This is a Markov chain with 10 states. States 0-8 reflect the number of consecutive failures at this point. In each of these the probability of success is $s_1,$ and on failure, you transition from state $n$ to state $n+1$. On success, you transition to state 0. State 9 is the sate where the probability of success is $s_2.$ In state 9, on failure you stay in state 9, and on success you transition to state 0.
The initial state is state $0$, with probability $1.$
If $P$ is the transition matrix, you want to look at $XP^n,$ where X is the row vector $(1,0,...,0)$ This gives you the probability of being in each state after $n$ trials, from which you can easily determine the probability of success at the next trial. If $p$ is the probability of being in state 9, then the probability of success on the next trial is $ps_2+(1-p)s_1.$
EDIT Re-reading your question, it seems as though you may actually be interested in $\lim_{n\to\infty}p_n$. In that case, you want to lok at the steady-state probability vector $\pi$ which is the solution to $$\pi=\pi P$$ subject to the condition that the sum of the elements of $\pi$ is $1$. In that case, you don't have to worry about the initial state, since the chain will converge to the steady state no matter where it starts. You calculate the probability of success as above. If I get some time later today, I'll compute it for $s_1 = .094, s_2=.1,$ so we can compare answers.

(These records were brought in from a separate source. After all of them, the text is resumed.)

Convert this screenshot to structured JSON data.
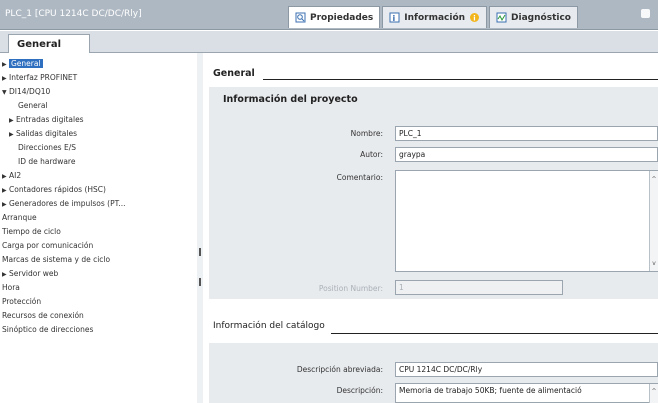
{
  "header": {
    "title": "PLC_1 [CPU 1214C DC/DC/Rly]",
    "tabs": [
      {
        "label": "Propiedades",
        "icon": "properties-icon",
        "active": true
      },
      {
        "label": "Información",
        "icon": "info-icon",
        "active": false
      },
      {
        "label": "Diagnóstico",
        "icon": "diagnostics-icon",
        "active": false
      }
    ]
  },
  "general_tab": "General",
  "sidebar": {
    "items": [
      {
        "label": "General",
        "arrow": "▶"
      },
      {
        "label": "Interfaz PROFINET",
        "arrow": "▶"
      },
      {
        "label": "DI14/DQ10",
        "arrow": "▼"
      },
      {
        "label": "General",
        "arrow": ""
      },
      {
        "label": "Entradas digitales",
        "arrow": "▶"
      },
      {
        "label": "Salidas digitales",
        "arrow": "▶"
      },
      {
        "label": "Direcciones E/S",
        "arrow": ""
      },
      {
        "label": "ID de hardware",
        "arrow": ""
      },
      {
        "label": "AI2",
        "arrow": "▶"
      },
      {
        "label": "Contadores rápidos (HSC)",
        "arrow": "▶"
      },
      {
        "label": "Generadores de impulsos (PT...",
        "arrow": "▶"
      },
      {
        "label": "Arranque",
        "arrow": ""
      },
      {
        "label": "Tiempo de ciclo",
        "arrow": ""
      },
      {
        "label": "Carga por comunicación",
        "arrow": ""
      },
      {
        "label": "Marcas de sistema y de ciclo",
        "arrow": ""
      },
      {
        "label": "Servidor web",
        "arrow": "▶"
      },
      {
        "label": "Hora",
        "arrow": ""
      },
      {
        "label": "Protección",
        "arrow": ""
      },
      {
        "label": "Recursos de conexión",
        "arrow": ""
      },
      {
        "label": "Sinóptico de direcciones",
        "arrow": ""
      }
    ]
  },
  "main": {
    "general_section": "General",
    "project_info": {
      "title": "Información del proyecto",
      "name_label": "Nombre:",
      "name_value": "PLC_1",
      "author_label": "Autor:",
      "author_value": "graypa",
      "comment_label": "Comentario:",
      "comment_value": "",
      "position_label": "Position Number:",
      "position_value": "1"
    },
    "catalog_section": "Información del catálogo",
    "catalog": {
      "short_desc_label": "Descripción abreviada:",
      "short_desc_value": "CPU 1214C DC/DC/Rly",
      "desc_label": "Descripción:",
      "desc_value": "Memoria de trabajo 50KB; fuente de alimentació"
    }
  }
}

ADDENDUM Actually, this turn out to be easy to solve symbolically, at least if you can avoid the idiot mistakes I kept making. Let the sattes be as above, and let $p_k$ be the stationary probability that the chain is in state $k, 0\le k \le 9.$ For $1\le k\le 8,$ the chain is in state $k$ precisely when the previous trial was a failure in state $k-1,$ so $$
p_k=(1-s_1)^k\implies p_k=(1-s_1)^kp_0, 0\le k\le 8$$
The chain is in state $9$ precisely when the previous trial was a failure in state $8$ or $9$ so that$$
p_9=(1-s_1)p_8+(1-s_2)p_9=(1-s_1)^9p_0+(1-s_2)p_9\implies\\
p_0=\frac{s_2p_9}{a}, \text{ where } a=(1-s_1)^9
$$
We must have $\sum{p_k}=1,$ so $$
1=\sum_{k=0}^9{p_k}=\sum_{k=0}^8{(1-s_1)^kp_0}+p_9=\frac{1-a}{s_1}\frac{s_2p_9}{a}+p_9\implies\\
p_9=\frac{as_1}{(1-a)s_2+as_1},\text{ where } a = (1-s_1)^9
$$
Now the probability of success is $$
s_2p_9+s_1(1-p_9)=\boxed{\frac{s_1s_2}{(1-a)s_2+as_1}}$$
with $a$ as above.